C’est alors qu’Alia s’avança. Stilgar s’écarta et Jessica fut confrontée à sa fille.
Elle savait qu’il n’y avait aucun moyen de dissimuler ce qu’elle avait appris, et elle n’en essaya donc aucun. Alia pouvait lire en elle tout ce qu’elle désirait, de même que chaque Sœur. D’ores et déjà, les actes de Jessica avaient dû lui apprendre ce qui avait été vu et compris. Elles étaient ennemies. Quant aux termes mortels, il ne faisait que les effleurer.

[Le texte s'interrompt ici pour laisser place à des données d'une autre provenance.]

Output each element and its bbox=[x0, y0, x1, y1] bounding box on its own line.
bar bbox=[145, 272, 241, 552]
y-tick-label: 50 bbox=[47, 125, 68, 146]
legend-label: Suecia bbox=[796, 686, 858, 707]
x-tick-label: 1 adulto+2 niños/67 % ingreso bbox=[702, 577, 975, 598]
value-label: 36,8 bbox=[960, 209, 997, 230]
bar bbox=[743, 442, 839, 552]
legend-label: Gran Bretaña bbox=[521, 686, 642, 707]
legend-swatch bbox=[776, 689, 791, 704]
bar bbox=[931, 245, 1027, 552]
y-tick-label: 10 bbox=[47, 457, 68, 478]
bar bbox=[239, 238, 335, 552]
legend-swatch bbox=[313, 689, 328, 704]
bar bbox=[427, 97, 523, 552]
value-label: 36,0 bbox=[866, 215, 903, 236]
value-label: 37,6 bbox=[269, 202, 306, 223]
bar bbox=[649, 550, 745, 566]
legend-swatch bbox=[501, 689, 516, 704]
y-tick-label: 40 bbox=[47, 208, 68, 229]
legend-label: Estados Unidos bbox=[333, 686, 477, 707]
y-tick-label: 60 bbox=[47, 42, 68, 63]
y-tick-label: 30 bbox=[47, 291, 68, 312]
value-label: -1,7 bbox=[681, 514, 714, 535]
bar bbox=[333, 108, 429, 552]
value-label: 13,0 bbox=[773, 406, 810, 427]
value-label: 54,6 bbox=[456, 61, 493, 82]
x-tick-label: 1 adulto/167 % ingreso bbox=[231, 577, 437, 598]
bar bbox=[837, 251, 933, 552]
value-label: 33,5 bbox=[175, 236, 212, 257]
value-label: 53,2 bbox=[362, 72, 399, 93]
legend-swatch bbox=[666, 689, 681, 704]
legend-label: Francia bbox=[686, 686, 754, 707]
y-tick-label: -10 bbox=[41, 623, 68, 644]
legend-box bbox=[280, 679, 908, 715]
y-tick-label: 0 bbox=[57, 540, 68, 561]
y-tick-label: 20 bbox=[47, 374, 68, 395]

Alia opta pour la colère, qui était la réaction la plus facile et la mieux adaptée au moment.
« Comment avez-vous pu décider une telle action sans même me consulter ? » demanda-t-elle en se penchant vers sa mère.
« Ainsi que tu l’as entendu, Gurney lui-même ne m’avait pas mise au courant de l’ensemble du plan. Nous pensions…»
« Et toi, Stilgar ? interrompit Alia. A qui es-tu donc loyal ? »
« J’ai prêté serment aux enfants de Muad’Dib, dit Stilgar d’un ton roide. Nous venons d’écarter une menace dirigée contre eux. »
« Mais cela ne devrait-il pas t’emplir de joie, ma fille ? » demanda Jessica.
Alia eut un battement de cils, regarda brièvement sa mère, puis maîtrisa la tempête qui se déchaînait en elle. Un sourire glacé vint jouer sur son visage.
« Mais, ma mère… Je suis bouleversée de joie. »
Et, à sa grande surprise, Alia découvrit qu’elle éprouvait une joie réelle, intense à cette confrontation ouverte entre elle et sa mère. L’instant qu’elle avait redouté était passé et l’équilibre du pouvoir n’en avait pas réellement été modifié.
« Nous discuterons de cela à un moment plus favorable », dit-elle, s’adressant à sa mère autant qu’à Stilgar.
« Mais, certainement », approuva Jessica en se tournant d’un mouvement définitif vers la Princesse Irulan.
Le temps de quelques battements de cœur, Jessica et la Princesse se dévisagèrent en silence, comme deux Sœurs du Bene Gesserit qui avaient rompu leur serment pour la même cause : l’amour. Comme deux femmes qui avaient perdu l’homme qu’elles aimaient. En vain la Princesse Irulan avait-elle aimé Paul, en vain était-elle devenue sa femme et non sa compagne. Désormais, elle ne vivait plus que pour les enfants nés de la concubine de Paul, Chani.